There will be a lot of movement as the 1 March allocation usually mean that children who will move into independent schools also get a state place allocated. So for my borough we estimate that we have around 4-500 year 6s who will reject their state secondary place and not take up a different state place. It is frustrating for the 10% or so who didn't get one of their 6 options on 1st March, but it is unfortunately still the best system that we have.
It shouldn't be arbitrary or a mystery. If other children got placed at a school you listed it must be because they live slightly closer than you or have a sibling there already or meet the faith criteria (or whatever else the school lists as one of its admissions criteria). There's no mystery to it - places are allocated using the published admissions criteria for each school until all the places are gone.
If you genuinely don't understand how some people got in but you didn't, check for an error.
Ask each school "Which category was my child placed in?" (eg the category for those with no siblings who just rely on distance to the school) and then ask "What was the last distance offered to a child in that category?"

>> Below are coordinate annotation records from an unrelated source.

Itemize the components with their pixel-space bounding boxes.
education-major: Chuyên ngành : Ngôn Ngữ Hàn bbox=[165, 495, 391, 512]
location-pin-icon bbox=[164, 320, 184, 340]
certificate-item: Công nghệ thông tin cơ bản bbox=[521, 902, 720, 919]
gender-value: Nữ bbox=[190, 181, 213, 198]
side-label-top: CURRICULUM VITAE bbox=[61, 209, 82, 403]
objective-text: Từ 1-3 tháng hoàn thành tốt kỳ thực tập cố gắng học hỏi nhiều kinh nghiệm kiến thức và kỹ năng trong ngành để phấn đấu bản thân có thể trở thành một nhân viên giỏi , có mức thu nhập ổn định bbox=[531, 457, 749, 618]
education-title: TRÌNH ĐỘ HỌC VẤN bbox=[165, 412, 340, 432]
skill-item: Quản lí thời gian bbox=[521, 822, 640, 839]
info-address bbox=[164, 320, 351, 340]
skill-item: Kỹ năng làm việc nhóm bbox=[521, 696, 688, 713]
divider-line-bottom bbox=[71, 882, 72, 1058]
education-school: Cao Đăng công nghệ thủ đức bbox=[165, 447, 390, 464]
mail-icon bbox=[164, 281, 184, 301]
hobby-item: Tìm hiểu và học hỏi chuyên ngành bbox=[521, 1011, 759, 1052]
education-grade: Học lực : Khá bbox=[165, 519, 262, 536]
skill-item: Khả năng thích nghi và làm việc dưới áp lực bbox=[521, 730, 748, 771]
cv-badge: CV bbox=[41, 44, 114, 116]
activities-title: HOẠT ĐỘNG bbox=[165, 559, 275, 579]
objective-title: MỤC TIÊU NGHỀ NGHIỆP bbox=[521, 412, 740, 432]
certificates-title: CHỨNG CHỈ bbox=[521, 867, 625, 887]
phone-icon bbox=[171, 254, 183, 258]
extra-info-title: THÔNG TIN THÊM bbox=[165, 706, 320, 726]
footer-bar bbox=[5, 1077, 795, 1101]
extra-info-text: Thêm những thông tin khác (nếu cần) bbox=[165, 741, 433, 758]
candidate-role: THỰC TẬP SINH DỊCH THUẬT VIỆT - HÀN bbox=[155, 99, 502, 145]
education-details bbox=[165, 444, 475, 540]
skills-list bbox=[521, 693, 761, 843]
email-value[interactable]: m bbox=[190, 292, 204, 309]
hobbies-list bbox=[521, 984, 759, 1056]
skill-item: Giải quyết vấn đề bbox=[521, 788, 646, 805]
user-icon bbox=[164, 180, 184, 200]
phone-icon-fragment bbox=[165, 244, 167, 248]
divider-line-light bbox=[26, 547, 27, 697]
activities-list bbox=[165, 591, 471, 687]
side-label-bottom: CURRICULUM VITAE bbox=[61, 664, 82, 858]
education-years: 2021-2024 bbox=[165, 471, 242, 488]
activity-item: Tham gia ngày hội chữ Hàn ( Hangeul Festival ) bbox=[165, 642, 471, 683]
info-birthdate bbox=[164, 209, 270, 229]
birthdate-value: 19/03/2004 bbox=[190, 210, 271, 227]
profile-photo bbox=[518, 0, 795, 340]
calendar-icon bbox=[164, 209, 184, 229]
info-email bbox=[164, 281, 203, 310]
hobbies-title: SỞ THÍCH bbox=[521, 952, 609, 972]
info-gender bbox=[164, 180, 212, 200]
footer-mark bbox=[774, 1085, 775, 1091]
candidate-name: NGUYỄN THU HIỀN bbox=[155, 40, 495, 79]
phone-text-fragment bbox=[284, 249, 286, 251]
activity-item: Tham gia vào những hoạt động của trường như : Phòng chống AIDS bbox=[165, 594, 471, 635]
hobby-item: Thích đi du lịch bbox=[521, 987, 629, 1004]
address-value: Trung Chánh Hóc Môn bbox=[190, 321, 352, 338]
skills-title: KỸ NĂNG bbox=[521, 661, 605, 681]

If you find out people further away in the same category (so no obvious priority) have been offered places, query this and check the ouncil have the correct address recorded for you etc. Mistakes are rare but they do happen.
Assuming no error is found and the other local children just lived fractionally closer so got offers that you didn't get, that bodes well for the waiting lists because it means you didn't miss out by much and should be near the top.
Well in South London it is arbitrary as some large schools use lotteries by bands. So whilst it may be correct and can be explained, it doesn't necessarily help when you're the person who didn't "win".
I know a number who got their sixth place. Most of these it was a surprise. In our area of SE London the demographic is changing. People who bought their houses new in the 30s and 40s are shuffling off (sorry - a bit indelicate) this mortal coil and the homes have become ones for young families. Our amazing primary has gone from a 2.5 mile radius only five years ago to 1 mile. This is for a six form intake primary. The sibling rule really does affect this as child 1 gets in and the family move to location b while children 2 & 3 attend the primary and they bank a place ready for secondary by having moved. My next door neighbour's daughter goes to a sought after all girls state comp. At the time my neighbour applied their DD got in comfortably. However the year after another neighbour got in on wait list. After that - no one in our street or nearby.
When someone recently criticised me for putting DD through the 11+ for entry to our closest geographic secondary school I asked them how they ended up at their excellent state school and they explained their father didn't want them to sit tests so they moved close to an 'ordinary' school'. Hmmmm. The system isn't perfect. It still is open to more opportunities to those with money or belief in education who can research all the likely outcomes and try and plan for various outcomes.
I know of one family who moved after grammar results day. It was before last notification of address day so they would be in-county for the grammar so score only needed to be a pass rather than a high out of county score their DD didn't have.
Others I know are realising they might have critical mass of engaged parents at a previously undesirable school and now banded together in the hope it will make a difference.
Yes that is true Ladymuck although OP indicates she listed several schools and the fair banding policy is still relatively uncommon even in London. Hopefully most of the ones listed will be more conventional distance / sibling style admission arrangements (or OP will get lucky with any lottery ones she had listed).
If there is some discrepancy between other very local children securing places and OP's own child being turned down, though it is always worth checking for any errors. Of course, for the lottery-style schools, it won't be a discrepancy at all - it is just luck of the draw. For other schools however, being turned down where other local children got in may indicate a problem with the way the application was processed. A few cases do come to light every year where an address is entered incorrectly or a child placed in the wrong category so there's no harm in checking.